Cada vez que se ha puesto sobre la mesa la idea de una Europa “a dos velocidades” uno de los argumentos en contra ha sido que crearía una importante desigualdad dentro del proyecto común que, entre otras cosas, tiene como objetivo precisamente reducirla entre sus socios. Como un pelotón ciclista que se rompe, los países del primer grupo acelerarían su proceso integrador y por tanto su bienestar, mientras los del segundo, bastante tendrían con intentar alcanzar a los primeros, con el correspondiente discurso sobre lo injusto de la situación, resoplando ante cada repecho e incluso con el temor de quedarse descolgados hasta del pelotón de los rezagados. Probablemente “a la integración por la desintegración” no sea un buen plan, aunque como decía el ajedrecista Frank Marshall es mejor un mal plan que no tener ninguno, que es lo que a veces parece.

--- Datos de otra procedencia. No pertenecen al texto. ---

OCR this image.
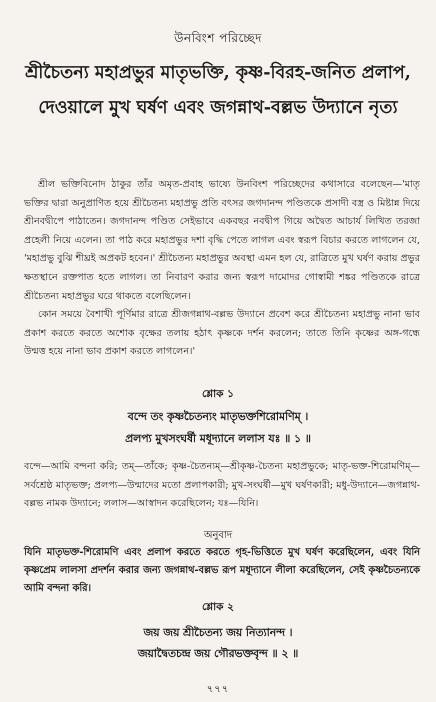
উনবিংশ পরিচ্ছেদ
শ্রীচৈতন্য মহাপ্রভুর মাতৃভক্তি, কৃষ্ণ-বিরহ-জনিত প্রলাপ, দেওয়ালে মুখ ঘর্ষণ এবং জগন্নাথ-বল্লভ উদ্যানে নৃত্য
শ্রীল ভক্তিবিনোদ ঠাকুর তাঁর অমৃত-প্রবাহ ভাষ্যে উনবিংশ পরিচ্ছেদের কথাসারে বলেছেন—'মাতৃ ভক্তির দ্বারা অনুপ্রাণিত হয়ে শ্রীচৈতন্য মহাপ্রভু প্রতি বৎসর জগদানন্দ পণ্ডিতকে প্রসাদী বস্ত্র ও মিষ্টান্ন দিয়ে শ্রীনবদ্বীপে পাঠাতেন। জগদানন্দ পণ্ডিত সেইভাবে একবছর নবদ্বীপ গিয়ে অদ্বৈত আচার্য লিখিত তরজা প্রহেলী নিয়ে এলেন। তা পাঠ করে মহাপ্রভুর দশা বৃদ্ধি পেতে লাগল এবং স্বরূপ বিচার করতে লাগলেন যে, 'মহাপ্রভু বুঝি শীঘ্রই অপ্রকট হবেন।' শ্রীচৈতন্য মহাপ্রভুর অবস্থা এমন হল যে, রাত্রিতে মুখ ঘর্ষণ করায় প্রভুর ক্ষতস্থানে রক্তপাত হতে লাগল। তা নিবারণ করার জন্য স্বরূপ দামোদর গোস্বামী শঙ্কর পণ্ডিতকে রাত্রে শ্রীচৈতন্য মহাপ্রভুর ঘরে থাকতে বলেছিলেন।
কোন সময়ে বৈশাখী পূর্ণিমার রাত্রে শ্রীজগন্নাথ-বল্লভ উদ্যানে প্রবেশ করে শ্রীচৈতন্য মহাপ্রভু নানা ভাব প্রকাশ করতে করতে অশোক বৃক্ষের তলায় হঠাৎ কৃষ্ণকে দর্শন করলেন; তাতে তিনি কৃষ্ণের অঙ্গ-গন্ধে উন্মত্ত হয়ে নানা ভাব প্রকাশ করতে লাগলেন।'
শ্লোক ১
বন্দে তং কৃষ্ণচৈতন্যং মাতৃভক্তশিরোমণিম্ ।
প্রলপ্য মুখসংঘর্ষী মধূদ্যানে ললাস যঃ ॥ ১ ॥
বন্দে—আমি বন্দনা করি; তম্—তাঁকে; কৃষ্ণ-চৈতন্যম্—শ্রীকৃষ্ণ-চৈতন্য মহাপ্রভুকে; মাতৃ-ভক্ত-শিরোমণিম্—সর্বশ্রেষ্ঠ মাতৃভক্ত; প্রলপ্য—উন্মাদের মতো প্রলাপকারী; মুখ-সংঘর্ষী—মুখ ঘর্ষণকারী; মধু-উদ্যানে—জগন্নাথ-বল্লভ নামক উদ্যানে; ললাস—আস্বাদন করেছিলেন; যঃ—যিনি।
অনুবাদ
যিনি মাতৃভক্ত-শিরোমণি এবং প্রলাপ করতে করতে গৃহ-ভিত্তিতে মুখ ঘর্ষণ করেছিলেন, এবং যিনি কৃষ্ণপ্রেম লালসা প্রদর্শন করার জন্য জগন্নাথ-বল্লভ রূপ মধূদ্যানে লীলা করেছিলেন, সেই কৃষ্ণচৈতন্যকে আমি বন্দনা করি।
শ্লোক ২
জয় জয় শ্রীচৈতন্য জয় নিত্যানন্দ ।
জয়াদ্বৈতচন্দ্র জয় গৌরভক্তবৃন্দ ॥ ২ ॥
৭৭৭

Pero la idea de las dos velocidades —eufemismo fantástico para no hablar de divisiones, categorías o clases— no es tan mala. Pero ojo, la clave no es la riqueza, como se suele entender la clasificación, sino el grado de compromiso. No se trata de cumplir unos requisitos previos y decidir entonces si se forma parte del grupo o no —que es lo que sucedió, por ejemplo, con la introducción del euro— sino de estar dispuestos a tomarse en serio el proyecto, no tener miedo ante las reformas necesarias para estar en el grupo, ni egoísmo ante las cesiones requeridas, ni pesimismo ante dificultades y críticas. Así, un grupo eficaz que obtuviera resultados tangibles actuaría de imán para para aquellos que hubieran preferido quedarse fuera de ese compromiso. ¿Acaso no es así como fue creciendo el Tratado de Roma desde 1957? ¿Cuándo se decidió cambiar de estrategia o “en qué momento se jodió el Perú”, que escribiera Vargas Llosa?
Construir una Europa lista para el siglo XXI y el XXII y que no “se convierta en un museo” como acaba de advertir Macron, no estriba en evitar que nadie se descuelgue, sino en no tolerar que quienes no quieren ir a la fiesta consigan que ninguno vaya. El Brexit es una gran oportunidad para recordar a los que todavía están dentro que ahora es cuando a Europa la vida se le puede poner buena.